Understand; marijuana carries the least amount of overhead cost for many of the cartels and provides some of their cash flow for buying guns and influence. Estimates vary, but analysts say pot accounts for somewhere in the range of 20 to 50 percent of the cartels’ profits. What I'd like to point out is that there are many institutions that have built a level of necessity around the war on drugs and the inclusion of Marijuana.

Who would lose in the states? Well, pot is a type of Hemp. An easy to grow plant that requires very little overhead and can be used for more than just rope and money.

The cotton industry will fight this legislation as well as the tree/paper industry. Both have much to lose if hemp is allowed to be grown and harvested outside of the smoking use.

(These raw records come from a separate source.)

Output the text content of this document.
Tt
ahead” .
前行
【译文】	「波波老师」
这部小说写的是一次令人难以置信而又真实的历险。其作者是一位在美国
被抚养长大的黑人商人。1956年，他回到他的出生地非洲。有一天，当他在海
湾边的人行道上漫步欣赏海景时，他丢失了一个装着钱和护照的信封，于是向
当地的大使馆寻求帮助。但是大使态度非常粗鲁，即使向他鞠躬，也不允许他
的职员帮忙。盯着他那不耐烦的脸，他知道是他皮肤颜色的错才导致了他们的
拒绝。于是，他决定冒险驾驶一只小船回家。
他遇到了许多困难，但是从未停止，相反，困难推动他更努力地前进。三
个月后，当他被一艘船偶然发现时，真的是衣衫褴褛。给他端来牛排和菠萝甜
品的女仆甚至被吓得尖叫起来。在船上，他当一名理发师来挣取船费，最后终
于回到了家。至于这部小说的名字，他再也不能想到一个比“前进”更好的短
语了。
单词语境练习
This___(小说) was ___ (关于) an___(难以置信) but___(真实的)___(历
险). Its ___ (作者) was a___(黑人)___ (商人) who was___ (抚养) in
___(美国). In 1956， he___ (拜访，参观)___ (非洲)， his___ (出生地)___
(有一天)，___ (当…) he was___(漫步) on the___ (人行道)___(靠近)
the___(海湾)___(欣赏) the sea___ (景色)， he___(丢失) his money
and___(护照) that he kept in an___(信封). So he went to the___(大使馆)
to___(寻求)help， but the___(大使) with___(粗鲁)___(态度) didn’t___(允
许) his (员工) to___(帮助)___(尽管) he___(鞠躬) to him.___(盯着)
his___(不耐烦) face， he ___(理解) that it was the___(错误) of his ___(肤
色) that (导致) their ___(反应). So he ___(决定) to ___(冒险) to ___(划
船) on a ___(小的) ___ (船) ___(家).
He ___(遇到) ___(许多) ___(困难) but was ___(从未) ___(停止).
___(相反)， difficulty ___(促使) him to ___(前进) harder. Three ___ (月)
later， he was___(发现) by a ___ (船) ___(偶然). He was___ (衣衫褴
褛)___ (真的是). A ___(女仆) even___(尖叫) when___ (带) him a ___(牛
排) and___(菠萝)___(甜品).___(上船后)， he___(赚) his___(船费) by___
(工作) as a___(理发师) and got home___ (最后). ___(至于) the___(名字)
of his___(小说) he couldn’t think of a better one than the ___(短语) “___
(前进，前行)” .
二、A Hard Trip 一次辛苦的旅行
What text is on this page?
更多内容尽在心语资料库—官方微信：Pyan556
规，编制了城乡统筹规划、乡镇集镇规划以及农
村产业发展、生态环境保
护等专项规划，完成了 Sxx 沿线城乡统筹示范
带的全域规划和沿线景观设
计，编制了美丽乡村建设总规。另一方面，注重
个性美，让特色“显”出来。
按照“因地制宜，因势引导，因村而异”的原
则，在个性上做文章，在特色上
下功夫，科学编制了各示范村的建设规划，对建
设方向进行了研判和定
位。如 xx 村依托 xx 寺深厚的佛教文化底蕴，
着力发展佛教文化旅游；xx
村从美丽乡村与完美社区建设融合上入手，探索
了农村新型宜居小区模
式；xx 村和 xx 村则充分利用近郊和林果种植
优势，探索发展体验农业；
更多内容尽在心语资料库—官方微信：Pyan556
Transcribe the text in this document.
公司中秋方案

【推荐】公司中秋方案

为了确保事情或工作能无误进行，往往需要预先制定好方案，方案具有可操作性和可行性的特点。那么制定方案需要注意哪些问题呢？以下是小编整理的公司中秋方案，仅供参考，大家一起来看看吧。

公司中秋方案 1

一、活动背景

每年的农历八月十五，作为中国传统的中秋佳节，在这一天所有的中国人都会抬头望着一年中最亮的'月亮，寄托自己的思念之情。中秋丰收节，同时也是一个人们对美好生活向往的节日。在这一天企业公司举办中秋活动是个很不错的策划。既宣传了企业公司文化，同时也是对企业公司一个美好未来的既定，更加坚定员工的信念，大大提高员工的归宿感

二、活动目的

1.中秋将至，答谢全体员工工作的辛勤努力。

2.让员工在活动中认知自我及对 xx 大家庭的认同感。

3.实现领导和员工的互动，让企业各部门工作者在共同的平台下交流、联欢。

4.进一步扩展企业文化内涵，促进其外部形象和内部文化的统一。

Hemp yields such a large volume of fiber source per plant and would completely devistate the tree harvesting industry. We would see forests lasting longer while the plant is easy to manage, it also produces 10X the oxygen as the same aged tree.

Clothing made from hemp is as soft as cotton, more durable, and resists mildew. Not what the cotton farmers want to hear. We could actually see a rise in American textile manufacturing because hemp is cheaper to grow and process than cotton. Maybe those same cotton farmers could change what they're growing.

But getting back to California; if the measure passes, that state could become a major supplier of the drug to the rest of the U.S. That would hurt the cartels badly. It's estimated that it could reduce the drug’s pretax price by more than 80 percent. But like any taxable commodity, the rate has to fit the demand. If you tax high-grade California cannabis at a competitive level than the less potent Mexican imports, you cut the illegal market price by default.

If you're worried about the prison industry and the employment status of some Californians, the pot paradigm change wouldn’t put the cartels out of business...they’d still be major players in the markets for cocaine, heroin, and meth. So, as long as we continue to ignore the porous border situation, we will have a steady flow of clients for the prisons in the border states. Don't worry.